Bullaun stone, Kilmacomb, Co. Waterford
Co. Waterford |
Holy Sites & Wells
Somewhere in the records of County Waterford's early medieval landscape, a bullaun stone has gone missing. A bullaun is a rounded boulder, typically of some antiquity, into which one or more cup-shaped depressions have been deliberately ground, most likely used for grinding or crushing, though many became associated with holy wells and votive practice over the centuries. The example from Kilmacomb is notable less for what it is than for the fact that it is no longer where it should be: removed, at some point, from the parish church of Kilmacomb, its current whereabouts unrecorded.

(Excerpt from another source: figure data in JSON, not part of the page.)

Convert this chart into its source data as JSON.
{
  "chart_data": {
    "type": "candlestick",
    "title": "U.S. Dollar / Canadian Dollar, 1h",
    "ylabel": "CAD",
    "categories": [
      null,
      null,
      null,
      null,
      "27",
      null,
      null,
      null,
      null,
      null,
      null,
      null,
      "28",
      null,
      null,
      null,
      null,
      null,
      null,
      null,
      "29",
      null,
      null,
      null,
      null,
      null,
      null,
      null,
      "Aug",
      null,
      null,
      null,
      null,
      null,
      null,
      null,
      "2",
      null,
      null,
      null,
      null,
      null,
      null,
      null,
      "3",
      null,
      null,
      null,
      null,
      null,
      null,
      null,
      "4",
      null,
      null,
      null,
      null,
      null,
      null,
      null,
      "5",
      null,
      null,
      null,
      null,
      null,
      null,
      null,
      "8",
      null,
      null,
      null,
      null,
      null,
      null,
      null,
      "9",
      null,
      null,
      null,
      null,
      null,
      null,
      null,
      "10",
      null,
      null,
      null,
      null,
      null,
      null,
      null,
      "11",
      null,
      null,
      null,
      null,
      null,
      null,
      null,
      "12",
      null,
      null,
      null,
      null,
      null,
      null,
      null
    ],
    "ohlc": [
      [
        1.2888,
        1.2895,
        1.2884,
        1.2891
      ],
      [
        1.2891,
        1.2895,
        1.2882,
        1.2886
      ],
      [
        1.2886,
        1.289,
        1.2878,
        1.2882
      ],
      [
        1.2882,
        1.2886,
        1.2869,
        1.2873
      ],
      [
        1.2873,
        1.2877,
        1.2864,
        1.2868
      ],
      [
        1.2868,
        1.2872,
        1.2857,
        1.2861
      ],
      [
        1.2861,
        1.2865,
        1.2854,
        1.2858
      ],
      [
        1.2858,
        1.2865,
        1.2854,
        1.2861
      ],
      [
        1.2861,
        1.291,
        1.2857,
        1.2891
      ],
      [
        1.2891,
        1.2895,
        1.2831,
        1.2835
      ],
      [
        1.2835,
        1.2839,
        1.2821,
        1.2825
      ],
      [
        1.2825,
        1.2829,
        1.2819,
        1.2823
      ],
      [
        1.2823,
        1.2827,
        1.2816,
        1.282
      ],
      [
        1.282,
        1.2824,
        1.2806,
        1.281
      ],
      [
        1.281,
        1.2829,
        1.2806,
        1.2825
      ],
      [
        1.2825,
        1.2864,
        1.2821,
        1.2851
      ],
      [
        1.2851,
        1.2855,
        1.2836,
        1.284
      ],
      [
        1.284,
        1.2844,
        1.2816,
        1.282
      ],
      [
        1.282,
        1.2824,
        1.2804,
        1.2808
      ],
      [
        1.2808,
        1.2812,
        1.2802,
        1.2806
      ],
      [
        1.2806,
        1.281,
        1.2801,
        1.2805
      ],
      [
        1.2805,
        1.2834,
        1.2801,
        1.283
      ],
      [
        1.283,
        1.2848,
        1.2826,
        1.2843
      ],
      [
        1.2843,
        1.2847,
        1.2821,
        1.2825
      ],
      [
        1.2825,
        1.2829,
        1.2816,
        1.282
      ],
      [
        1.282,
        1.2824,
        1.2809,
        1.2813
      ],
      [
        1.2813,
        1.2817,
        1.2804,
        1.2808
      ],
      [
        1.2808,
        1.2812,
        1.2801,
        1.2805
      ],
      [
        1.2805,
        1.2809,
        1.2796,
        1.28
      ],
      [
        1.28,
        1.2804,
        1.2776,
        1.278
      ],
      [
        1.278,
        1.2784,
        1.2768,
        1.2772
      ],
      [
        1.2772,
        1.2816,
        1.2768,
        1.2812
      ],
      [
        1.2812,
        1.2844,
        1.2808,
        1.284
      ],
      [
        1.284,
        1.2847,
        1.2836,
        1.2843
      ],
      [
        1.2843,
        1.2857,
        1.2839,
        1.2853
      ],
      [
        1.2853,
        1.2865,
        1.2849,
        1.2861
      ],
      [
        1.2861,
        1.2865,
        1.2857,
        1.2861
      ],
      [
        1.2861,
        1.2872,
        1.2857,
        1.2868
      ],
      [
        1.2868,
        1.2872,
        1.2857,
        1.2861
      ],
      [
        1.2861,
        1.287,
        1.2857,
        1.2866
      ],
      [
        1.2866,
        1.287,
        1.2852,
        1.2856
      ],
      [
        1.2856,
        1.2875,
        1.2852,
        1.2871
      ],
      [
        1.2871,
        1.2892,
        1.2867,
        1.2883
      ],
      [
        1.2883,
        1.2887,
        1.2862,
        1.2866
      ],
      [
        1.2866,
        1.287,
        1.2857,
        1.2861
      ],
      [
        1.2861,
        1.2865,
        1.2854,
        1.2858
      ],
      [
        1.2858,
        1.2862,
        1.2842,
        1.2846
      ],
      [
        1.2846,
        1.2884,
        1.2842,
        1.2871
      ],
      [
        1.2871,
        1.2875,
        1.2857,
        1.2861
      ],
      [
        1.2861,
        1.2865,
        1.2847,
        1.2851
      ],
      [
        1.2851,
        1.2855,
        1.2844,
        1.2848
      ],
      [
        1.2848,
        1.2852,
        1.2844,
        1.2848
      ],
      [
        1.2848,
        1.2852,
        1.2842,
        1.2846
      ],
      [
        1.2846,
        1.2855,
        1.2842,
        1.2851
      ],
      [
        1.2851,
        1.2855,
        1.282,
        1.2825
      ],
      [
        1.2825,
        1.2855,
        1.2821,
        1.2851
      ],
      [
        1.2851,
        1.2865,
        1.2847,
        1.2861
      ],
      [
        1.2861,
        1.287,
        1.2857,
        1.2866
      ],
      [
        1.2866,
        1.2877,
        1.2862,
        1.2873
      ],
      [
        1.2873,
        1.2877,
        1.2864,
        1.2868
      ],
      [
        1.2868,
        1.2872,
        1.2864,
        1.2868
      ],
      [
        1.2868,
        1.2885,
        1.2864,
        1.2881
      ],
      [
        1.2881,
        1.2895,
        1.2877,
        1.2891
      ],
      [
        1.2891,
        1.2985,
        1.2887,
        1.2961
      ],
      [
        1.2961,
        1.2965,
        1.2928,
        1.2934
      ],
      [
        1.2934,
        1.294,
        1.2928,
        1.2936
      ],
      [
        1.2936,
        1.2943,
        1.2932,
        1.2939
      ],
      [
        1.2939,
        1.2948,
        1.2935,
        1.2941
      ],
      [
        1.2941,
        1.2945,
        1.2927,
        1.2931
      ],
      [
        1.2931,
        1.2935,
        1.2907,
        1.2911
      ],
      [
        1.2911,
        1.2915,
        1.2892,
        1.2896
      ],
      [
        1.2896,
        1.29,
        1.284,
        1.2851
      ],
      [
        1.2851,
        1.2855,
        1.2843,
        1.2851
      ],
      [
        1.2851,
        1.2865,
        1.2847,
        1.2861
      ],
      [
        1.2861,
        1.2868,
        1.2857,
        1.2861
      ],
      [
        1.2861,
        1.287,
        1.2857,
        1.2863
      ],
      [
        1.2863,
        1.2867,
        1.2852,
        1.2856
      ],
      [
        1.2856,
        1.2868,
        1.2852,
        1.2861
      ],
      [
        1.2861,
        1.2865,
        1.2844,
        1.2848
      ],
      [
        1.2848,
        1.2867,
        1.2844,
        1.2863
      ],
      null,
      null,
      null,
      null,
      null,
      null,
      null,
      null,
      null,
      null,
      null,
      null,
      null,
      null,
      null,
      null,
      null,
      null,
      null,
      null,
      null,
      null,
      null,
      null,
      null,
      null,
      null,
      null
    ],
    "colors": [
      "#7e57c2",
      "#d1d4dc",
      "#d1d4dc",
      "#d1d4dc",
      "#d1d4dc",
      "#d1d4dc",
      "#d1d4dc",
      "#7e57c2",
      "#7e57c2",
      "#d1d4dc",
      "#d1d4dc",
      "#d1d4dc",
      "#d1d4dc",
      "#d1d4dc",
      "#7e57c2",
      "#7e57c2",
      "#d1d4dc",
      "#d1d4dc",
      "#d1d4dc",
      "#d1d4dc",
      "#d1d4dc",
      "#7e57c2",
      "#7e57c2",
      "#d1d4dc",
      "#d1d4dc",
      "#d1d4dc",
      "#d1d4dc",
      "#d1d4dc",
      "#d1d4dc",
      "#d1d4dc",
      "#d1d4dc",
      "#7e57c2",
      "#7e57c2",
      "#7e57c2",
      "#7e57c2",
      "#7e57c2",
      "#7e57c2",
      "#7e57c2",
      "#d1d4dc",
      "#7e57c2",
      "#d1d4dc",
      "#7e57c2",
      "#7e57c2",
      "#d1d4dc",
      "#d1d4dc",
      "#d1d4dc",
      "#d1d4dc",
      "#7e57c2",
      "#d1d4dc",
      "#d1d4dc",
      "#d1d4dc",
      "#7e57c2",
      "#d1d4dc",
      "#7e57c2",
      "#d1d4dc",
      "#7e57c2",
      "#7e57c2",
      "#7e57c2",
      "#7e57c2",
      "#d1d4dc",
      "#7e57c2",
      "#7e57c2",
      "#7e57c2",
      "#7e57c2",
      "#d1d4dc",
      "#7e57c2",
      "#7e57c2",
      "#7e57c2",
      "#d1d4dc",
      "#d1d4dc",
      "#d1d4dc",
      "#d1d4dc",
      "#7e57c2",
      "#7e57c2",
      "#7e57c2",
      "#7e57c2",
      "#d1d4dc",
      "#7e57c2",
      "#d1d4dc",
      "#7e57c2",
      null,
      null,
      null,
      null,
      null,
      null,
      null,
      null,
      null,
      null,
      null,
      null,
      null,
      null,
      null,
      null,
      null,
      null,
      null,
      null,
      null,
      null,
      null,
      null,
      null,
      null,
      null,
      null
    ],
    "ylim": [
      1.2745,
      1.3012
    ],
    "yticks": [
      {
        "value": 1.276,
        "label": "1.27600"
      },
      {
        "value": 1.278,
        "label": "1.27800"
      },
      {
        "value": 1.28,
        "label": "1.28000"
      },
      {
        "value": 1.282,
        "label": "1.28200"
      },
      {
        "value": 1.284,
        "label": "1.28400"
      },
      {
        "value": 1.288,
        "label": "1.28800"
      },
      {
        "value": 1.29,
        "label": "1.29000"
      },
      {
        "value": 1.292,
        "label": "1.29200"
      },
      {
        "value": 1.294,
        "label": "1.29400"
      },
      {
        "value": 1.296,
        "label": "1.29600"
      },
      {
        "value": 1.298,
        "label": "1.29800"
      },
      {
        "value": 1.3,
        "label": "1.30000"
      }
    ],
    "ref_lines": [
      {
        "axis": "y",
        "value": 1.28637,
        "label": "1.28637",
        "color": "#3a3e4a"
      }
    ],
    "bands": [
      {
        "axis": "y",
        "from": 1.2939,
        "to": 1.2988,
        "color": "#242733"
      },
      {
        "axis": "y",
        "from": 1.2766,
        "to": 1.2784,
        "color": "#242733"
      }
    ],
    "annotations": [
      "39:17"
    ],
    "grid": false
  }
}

The stone was associated with the ruined church at Kilmacomb, a site sitting towards the bottom of a south-facing slope. Its removal was noted in nineteenth-century antiquarian literature, with references appearing in the work of Reverend G. H. Reade, writing in the late 1860s, and Reverend P. Power, whose survey of the ancient ruined churches of County Waterford was published around 1890 to 1891. Both writers seem to have caught the stone at a moment when its displacement was already a matter of record rather than fresh observation, which suggests the removal may have occurred well before either account was written. The qualifying word "possible" attached to its identification adds a further layer of uncertainty: whether the object was a true bullaun, a natural glacial hollow, or something else entirely was perhaps never firmly settled.